I applaud Orly for this excellent contribution. There is much to praise and much to comment on. I was particularly attracted to the interdisciplinary perspective of the book and its heavy reliance on and reporting of studies in economics, psychology, and other literatures—including but not limited to Orly’s original research. The book provides an excellent discussion of various dimensions of innovation studies. It also provides compelling descriptions of many different real world contexts where the lessons from the academic studies play out on the ground. The combination is quite amazing. I also think it is quite important that she focused attention on people, and the human, social and intellectual capital that actually drives innovation across sectors. Too often, innovation studies lose sight of the actual people involved. Orly’s book covers so much ground and connects with various topics I’m also interested in. It is difficult for me to pick a particular topic of theme to comment on in this blog post. (I’m tempted, for example, to push her to say more about technology transfer offices at universities and how they’ve evolved over time in terms of their approach to control. I also would like to hear *much* more about the application of commons governance ideas.) Instead, I’ll say something about the broad ambition of the book.

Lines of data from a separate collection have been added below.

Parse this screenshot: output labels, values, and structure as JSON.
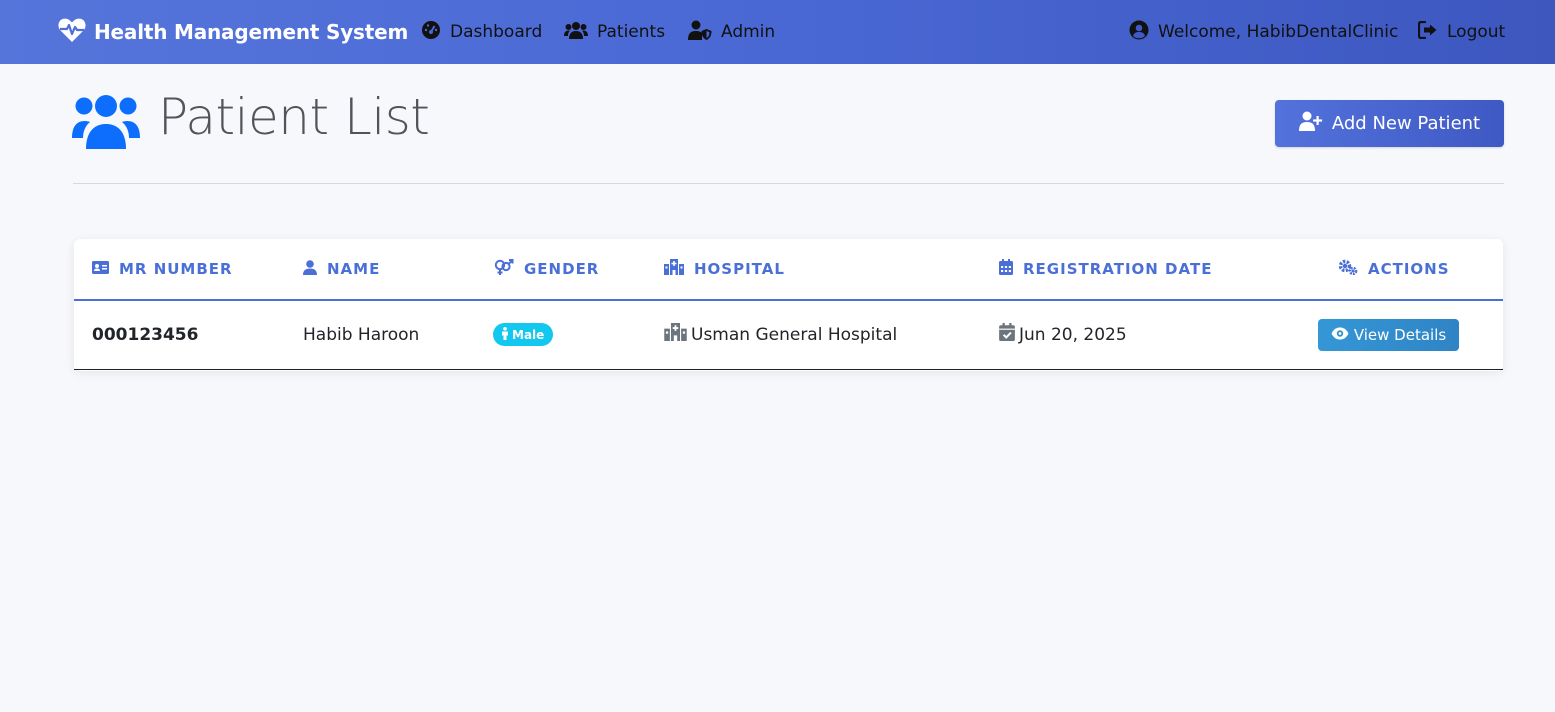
{
  "nav": {
    "brand": "Health Management System",
    "links": [
      {
        "label": "Dashboard",
        "icon": "gauge-icon"
      },
      {
        "label": "Patients",
        "icon": "users-icon"
      },
      {
        "label": "Admin",
        "icon": "user-shield-icon"
      }
    ],
    "welcome": "Welcome, HabibDentalClinic",
    "logout": "Logout"
  },
  "page": {
    "title": "Patient List",
    "add_button": "Add New Patient"
  },
  "table": {
    "headers": {
      "mr": "MR NUMBER",
      "name": "NAME",
      "gender": "GENDER",
      "hospital": "HOSPITAL",
      "date": "REGISTRATION DATE",
      "actions": "ACTIONS"
    },
    "rows": [
      {
        "mr": "000123456",
        "name": "Habib Haroon",
        "gender": "Male",
        "hospital": "Usman General Hospital",
        "date": "Jun 20, 2025",
        "action": "View Details"
      }
    ]
  },
  "colors": {
    "accent": "#4a6fd6",
    "badge": "#13c8ef",
    "view_button": "#3597d6"
  }
}
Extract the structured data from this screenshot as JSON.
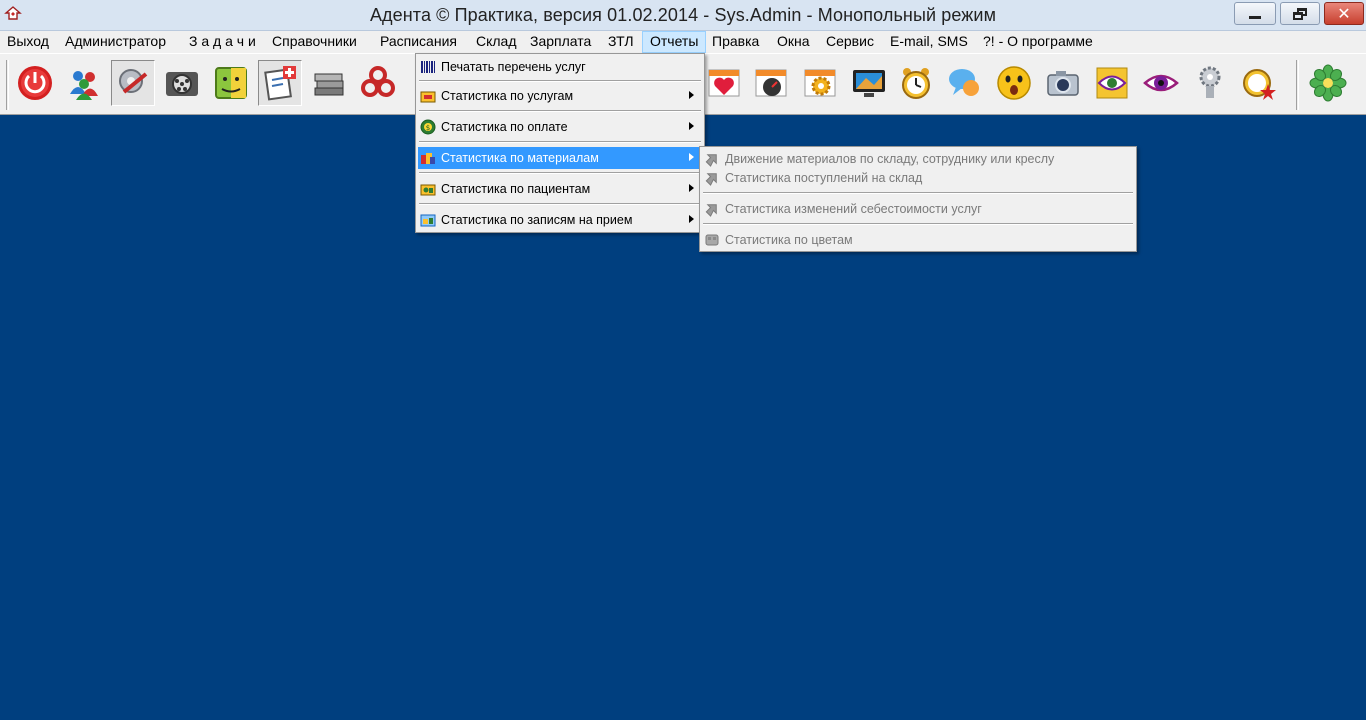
{
  "window": {
    "title": "Адента © Практика, версия 01.02.2014 - Sys.Admin - Монопольный режим",
    "app_icon": "adenta-tooth-icon",
    "controls": [
      "minimize-icon",
      "maximize-icon",
      "close-icon"
    ],
    "close_glyph": "✕"
  },
  "menubar": {
    "items": [
      {
        "label": "Выход"
      },
      {
        "label": "Администратор"
      },
      {
        "label": "З а д а ч и"
      },
      {
        "label": "Справочники"
      },
      {
        "label": "Расписания"
      },
      {
        "label": "Склад"
      },
      {
        "label": "Зарплата"
      },
      {
        "label": "ЗТЛ"
      },
      {
        "label": "Отчеты",
        "active": true
      },
      {
        "label": "Правка"
      },
      {
        "label": "Окна"
      },
      {
        "label": "Сервис"
      },
      {
        "label": "E-mail, SMS"
      },
      {
        "label": "?! - О программе"
      }
    ]
  },
  "toolbar": {
    "icons": [
      "power-icon",
      "users-icon",
      "tools-settings-icon",
      "film-reel-icon",
      "finder-face-icon",
      "medical-checklist-icon",
      "books-icon",
      "biohazard-icon",
      "hidden-icon",
      "calendar-heart-icon",
      "calendar-speedometer-icon",
      "calendar-gear-icon",
      "tv-monitor-icon",
      "alarm-clock-icon",
      "chat-bubbles-icon",
      "surprised-smiley-icon",
      "camera-icon",
      "eye-frame-icon",
      "eye-icon",
      "cog-figure-icon",
      "clock-star-icon",
      "icq-flower-icon"
    ]
  },
  "reports_menu": {
    "items": [
      {
        "label": "Печатать перечень услуг",
        "icon": "barcode-icon",
        "submenu": false
      },
      {
        "label": "Статистика по услугам",
        "icon": "services-stats-icon",
        "submenu": true
      },
      {
        "label": "Статистика по оплате",
        "icon": "payment-globe-icon",
        "submenu": true
      },
      {
        "label": "Статистика по материалам",
        "icon": "materials-stats-icon",
        "submenu": true,
        "highlighted": true
      },
      {
        "label": "Статистика по пациентам",
        "icon": "patients-stats-icon",
        "submenu": true
      },
      {
        "label": "Статистика по записям на прием",
        "icon": "appointments-stats-icon",
        "submenu": true
      }
    ]
  },
  "materials_submenu": {
    "items": [
      {
        "label": "Движение материалов по складу, сотруднику или креслу",
        "icon": "arrow-grey-icon",
        "disabled": true
      },
      {
        "label": "Статистика поступлений на склад",
        "icon": "arrow-grey-icon",
        "disabled": true
      },
      {
        "label": "Статистика изменений себестоимости услуг",
        "icon": "arrow-grey-icon",
        "disabled": true
      },
      {
        "label": "Статистика по цветам",
        "icon": "palette-grey-icon",
        "disabled": true
      }
    ]
  },
  "colors": {
    "desktop": "#003f7f",
    "highlight": "#3399ff",
    "menu_bg": "#f0f0f0",
    "active_menu": "#cce8ff"
  }
}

Orly presents the book as new wisdom – a “dynamic model” — to challenge conventional wisdom – the “orthodox model” – about the necessity of strict control over talented employees, ideas, and various other complementary resources that drive creative and innovative progress and economic growth. I think the book does a wonderful job of pointing out the many ways in which theoretical and empirical work across many fields of inquiry combine to challenge if not completely undermine the conventional wisdom. Controls on the flow of ideas and employees often backfire and are costly to the firm and the public. Orly describes very well the substantial benefits – benefits all too often ignored or assumed away – in sustaining the freedom to operate, to move, to experiment, to tinker, and so on. She effectively makes the case for a much more nuanced approach to thinking about innovation and the various ways in which freedom (to operate, to move, to think, to experiment, to ride, etc.) impact innovation and social welfare more generally.
That said, I don’t think the book supplies a fully formed alternative vision, theory or model about what degree of control/freedom may be needed to sustain innovation. The Goldilocks nature of the problem, which Orly describes, surfaces throughout, and it is hard to know where or how to strike the right balances as a matter of public policy (law) and private strategy (corporate practice). The book at times seems to suggest that it will offer a solution or that the solution might be absolute freedom / no control. But that is not really what the book ends up saying, as I understand it. In the end, we remain stuck with the problem of nuance and variety and context- or industry-specific balancing. Frankly, I don’t think this is a bad result at all; it’s probably where we need to be if we’re basing our judgments in reality.
For some reason, I was surprised when the book ended. I wanted more. I expected more. In a sense, this is a good thing because the book provoked me to think about and look for more. But I wonder whether the final part of the book could have tied the themes together a bit more tightly and at least proposed a research agenda for developing a more nuanced approach to innovation. Many of the pieces of the puzzle are in Orly’s book. But the puzzle remains incomplete.